According to HGAR Director of Government Affairs Alexander Roithmayr, the HGAR Legislative Committee outlined its legislative goals for this year.
HGAR is in Opposition to:
• (S.305-Salazar) HGAR opposes the imposition of a statewide “good cause” eviction standard, which would implement impractical and overly restrictive standards and stifle investment in rental housing.
• (S.2783-Brisport) HGAR opposes the prohibition of landlords and landlords’ agents from collecting broker fees from a tenant.
• (S.2352-Kavanagh) HGAR opposes the requirement on real estate brokers and salespersons to request, compile and disclose personal demographic data on prospective home purchasers, including full name, race, ethnicity and gender, among other information.
• (S.2505-Kavanagh) The New York State Association of Realtors opposes the creation of a statewide residential rental registry and public online searchable database that would require owners of residential rental dwellings, housing two or more families living independently of each other, to register their property annually for a fee to be determined by the Department of State.
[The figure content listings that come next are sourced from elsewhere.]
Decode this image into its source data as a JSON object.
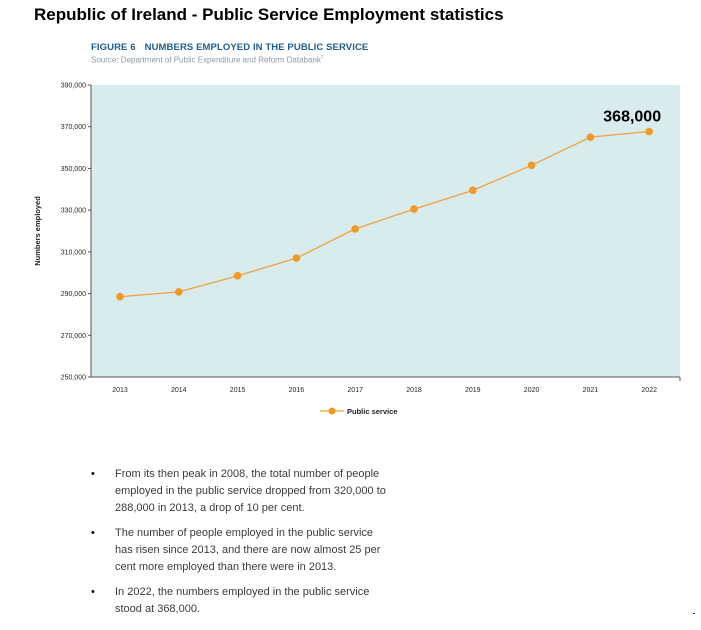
{
  "page": {
    "title": "Republic of Ireland - Public Service Employment statistics"
  },
  "figure": {
    "number": "FIGURE 6",
    "title": "NUMBERS EMPLOYED IN THE PUBLIC SERVICE",
    "source": "Source: Department of Public Expenditure and Reform Databank",
    "source_footnote": "7"
  },
  "colors": {
    "plot_bg": "#d8ecee",
    "line": "#f0a040",
    "marker": "#f09a24",
    "axis": "#555555"
  },
  "chart_data": {
    "type": "line",
    "title": "NUMBERS EMPLOYED IN THE PUBLIC SERVICE",
    "xlabel": "",
    "ylabel": "Numbers employed",
    "categories": [
      "2013",
      "2014",
      "2015",
      "2016",
      "2017",
      "2018",
      "2019",
      "2020",
      "2021",
      "2022"
    ],
    "series": [
      {
        "name": "Public service",
        "values": [
          288500,
          290800,
          298500,
          307000,
          321000,
          330500,
          339500,
          351500,
          365000,
          367700
        ]
      }
    ],
    "ylim": [
      250000,
      390000
    ],
    "yticks": [
      250000,
      270000,
      290000,
      310000,
      330000,
      350000,
      370000,
      390000
    ],
    "ytick_labels": [
      "250,000",
      "270,000",
      "290,000",
      "310,000",
      "330,000",
      "350,000",
      "370,000",
      "390,000"
    ],
    "grid": false,
    "legend": "bottom-center",
    "annotation": {
      "category": "2022",
      "text": "368,000"
    }
  },
  "bullets": [
    "From its then peak in 2008, the total number of people employed in the public service dropped from 320,000 to 288,000 in 2013, a drop of 10 per cent.",
    "The number of people employed in the public service has risen since 2013, and there are now almost 25 per cent more employed than there were in 2013.",
    "In 2022, the numbers employed in the public service stood at 368,000."
  ]
}
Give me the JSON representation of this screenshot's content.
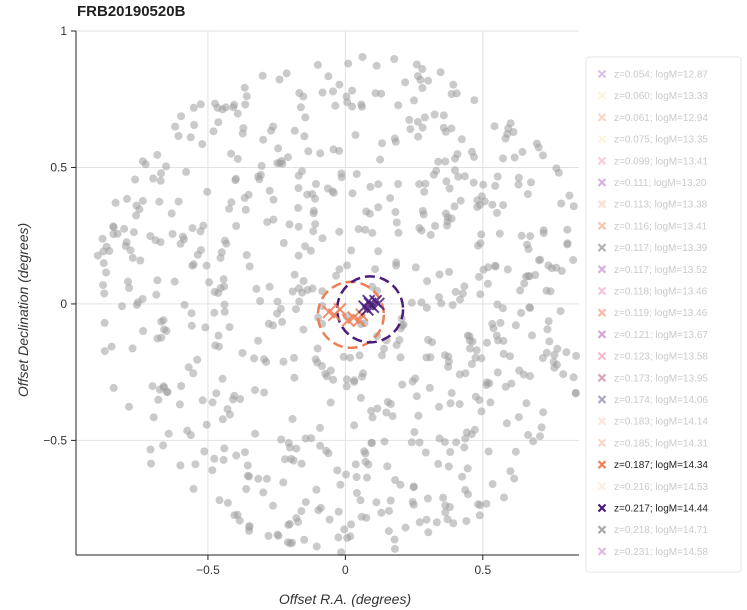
{
  "chart_data": {
    "type": "scatter",
    "title": "FRB20190520B",
    "xlabel": "Offset R.A. (degrees)",
    "ylabel": "Offset Declination (degrees)",
    "xlim": [
      -0.98,
      0.85
    ],
    "ylim": [
      -0.92,
      1.0
    ],
    "x_ticks": [
      -0.5,
      0,
      0.5
    ],
    "y_ticks": [
      -0.5,
      0,
      0.5,
      1
    ],
    "x_tick_labels": [
      "−0.5",
      "0",
      "0.5"
    ],
    "y_tick_labels": [
      "−0.5",
      "0",
      "0.5",
      "1"
    ],
    "grid": true,
    "legend_placement": "right",
    "background_points": {
      "color": "#9e9e9e",
      "field_radius_deg": 0.92,
      "approx_count": 700
    },
    "dashed_circles": [
      {
        "cx": 0.02,
        "cy": -0.04,
        "r": 0.12,
        "color": "#ef7d54"
      },
      {
        "cx": 0.09,
        "cy": -0.02,
        "r": 0.12,
        "color": "#4a1c7a"
      }
    ],
    "marker_groups": [
      {
        "color": "#ef7d54",
        "points": [
          [
            -0.06,
            -0.03
          ],
          [
            -0.02,
            -0.02
          ],
          [
            0.03,
            -0.05
          ],
          [
            0.05,
            -0.06
          ],
          [
            0.06,
            -0.04
          ],
          [
            0.01,
            -0.06
          ],
          [
            -0.04,
            -0.04
          ]
        ]
      },
      {
        "color": "#4a1c7a",
        "points": [
          [
            0.07,
            -0.01
          ],
          [
            0.09,
            0.0
          ],
          [
            0.1,
            -0.01
          ],
          [
            0.11,
            0.01
          ],
          [
            0.08,
            -0.02
          ],
          [
            0.12,
            0.0
          ],
          [
            0.085,
            0.01
          ]
        ]
      }
    ],
    "legend": [
      {
        "label": "z=0.054; logM=12.87",
        "color": "#b07cc6",
        "active": false
      },
      {
        "label": "z=0.060; logM=13.33",
        "color": "#f7e9a6",
        "active": false
      },
      {
        "label": "z=0.061; logM=12.94",
        "color": "#f4a582",
        "active": false
      },
      {
        "label": "z=0.075; logM=13.35",
        "color": "#fce6b3",
        "active": false
      },
      {
        "label": "z=0.099; logM=13.41",
        "color": "#e89aaa",
        "active": false
      },
      {
        "label": "z=0.111; logM=13.20",
        "color": "#a25bb5",
        "active": false
      },
      {
        "label": "z=0.113; logM=13.38",
        "color": "#f6b89c",
        "active": false
      },
      {
        "label": "z=0.116; logM=13.41",
        "color": "#ef7d54",
        "active": false
      },
      {
        "label": "z=0.117; logM=13.39",
        "color": "#555555",
        "active": false
      },
      {
        "label": "z=0.117; logM=13.52",
        "color": "#a259b3",
        "active": false
      },
      {
        "label": "z=0.118; logM=13.46",
        "color": "#e07fb5",
        "active": false
      },
      {
        "label": "z=0.119; logM=13.46",
        "color": "#ef6a4d",
        "active": false
      },
      {
        "label": "z=0.121; logM=13.67",
        "color": "#9b3e9f",
        "active": false
      },
      {
        "label": "z=0.123; logM=13.58",
        "color": "#ea6a86",
        "active": false
      },
      {
        "label": "z=0.173; logM=13.95",
        "color": "#b03a70",
        "active": false
      },
      {
        "label": "z=0.174; logM=14.06",
        "color": "#4c3a7a",
        "active": false
      },
      {
        "label": "z=0.183; logM=14.14",
        "color": "#f8c9ac",
        "active": false
      },
      {
        "label": "z=0.185; logM=14.31",
        "color": "#f5a882",
        "active": false
      },
      {
        "label": "z=0.187; logM=14.34",
        "color": "#ef7d54",
        "active": true
      },
      {
        "label": "z=0.216; logM=14.53",
        "color": "#fad8c0",
        "active": false
      },
      {
        "label": "z=0.217; logM=14.44",
        "color": "#4a1c7a",
        "active": true
      },
      {
        "label": "z=0.218; logM=14.71",
        "color": "#444444",
        "active": false
      },
      {
        "label": "z=0.231; logM=14.58",
        "color": "#b86fc4",
        "active": false
      }
    ]
  }
}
• (S.221-Myrie) HGAR opposes the establishment of the Tenant Opportunity to Purchase Act, which would provide tenant organizations the first opportunity to purchase rental properties prior to being put on the market, impose price stabilization provisions on the property for up to 99 years, cap annual rent increases and prohibit the eviction of any TOPA buyer except for “good cause.”
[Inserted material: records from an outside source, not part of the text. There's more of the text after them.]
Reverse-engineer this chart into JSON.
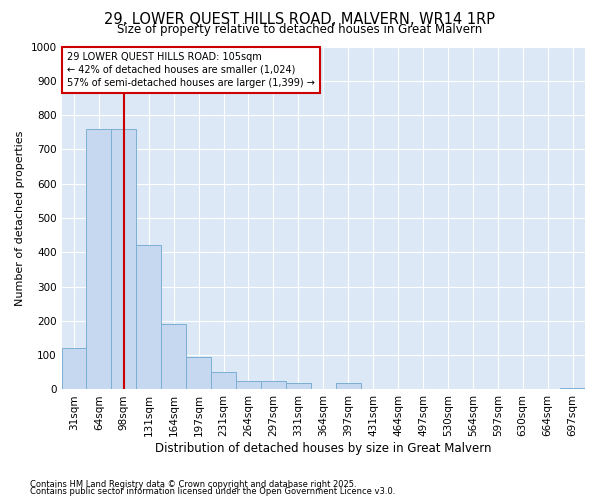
{
  "title_line1": "29, LOWER QUEST HILLS ROAD, MALVERN, WR14 1RP",
  "title_line2": "Size of property relative to detached houses in Great Malvern",
  "xlabel": "Distribution of detached houses by size in Great Malvern",
  "ylabel": "Number of detached properties",
  "bar_color": "#c5d8f0",
  "bar_edge_color": "#7bafd4",
  "bg_color": "#dce8f5",
  "grid_color": "#ffffff",
  "fig_bg_color": "#ffffff",
  "categories": [
    "31sqm",
    "64sqm",
    "98sqm",
    "131sqm",
    "164sqm",
    "197sqm",
    "231sqm",
    "264sqm",
    "297sqm",
    "331sqm",
    "364sqm",
    "397sqm",
    "431sqm",
    "464sqm",
    "497sqm",
    "530sqm",
    "564sqm",
    "597sqm",
    "630sqm",
    "664sqm",
    "697sqm"
  ],
  "values": [
    120,
    760,
    760,
    420,
    190,
    95,
    50,
    25,
    25,
    20,
    0,
    20,
    0,
    0,
    0,
    0,
    0,
    0,
    0,
    0,
    5
  ],
  "ylim": [
    0,
    1000
  ],
  "yticks": [
    0,
    100,
    200,
    300,
    400,
    500,
    600,
    700,
    800,
    900,
    1000
  ],
  "vline_x": 2.0,
  "vline_color": "#cc0000",
  "annotation_line1": "29 LOWER QUEST HILLS ROAD: 105sqm",
  "annotation_line2": "← 42% of detached houses are smaller (1,024)",
  "annotation_line3": "57% of semi-detached houses are larger (1,399) →",
  "annotation_box_color": "#ffffff",
  "annotation_box_edge": "#cc0000",
  "footer1": "Contains HM Land Registry data © Crown copyright and database right 2025.",
  "footer2": "Contains public sector information licensed under the Open Government Licence v3.0.",
  "title_fontsize": 10.5,
  "subtitle_fontsize": 8.5,
  "ylabel_fontsize": 8,
  "xlabel_fontsize": 8.5,
  "tick_fontsize": 7.5,
  "annotation_fontsize": 7,
  "footer_fontsize": 6
}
• (S.2353-Kavanagh) HGAR opposes the requirement of property owners to conduct lead paint tests and provide reports of such tests prior to the selling or leasing of a property.
• HGAR opposes regulatory efforts by the Department of State to impose any new cease and desist zone on real estate licensees.
HGAR Supports:
Measures to Expand Access to Homeownership
• HGAR supports enacting a first-time homebuyer savings account program to assist New Yorkers in saving for a first home within the state (bill introduction pending).
• HGAR supports expanding affordable and workforce housing development through the implementation of new zoning and tax incentives and easing restrictions on the conversion of existing commercial spaces into residential housing.
• HGAR supports directing funding in the New York State budget to expand broadband access throughout the state, particularly in rural regions.
Combating Discrimination in Cooperative Housing
• (A.1778-Lavine) (A.2685-Walker) HGAR supports ensuring fairness and transparency in the cooperative housing purchase process by establishing a clear timeline for the response to applicants by co-op boards and requiring a reason for any denial of an application in order to help combat illegal discrimination.
• (S.412-Thomas) HGAR supports a technical amendment to a law passed in 2019 placing restrictions on legitimate telemarketing business services provided by licensed professionals, stipulating the ability to provide telemarketing services during states of emergency.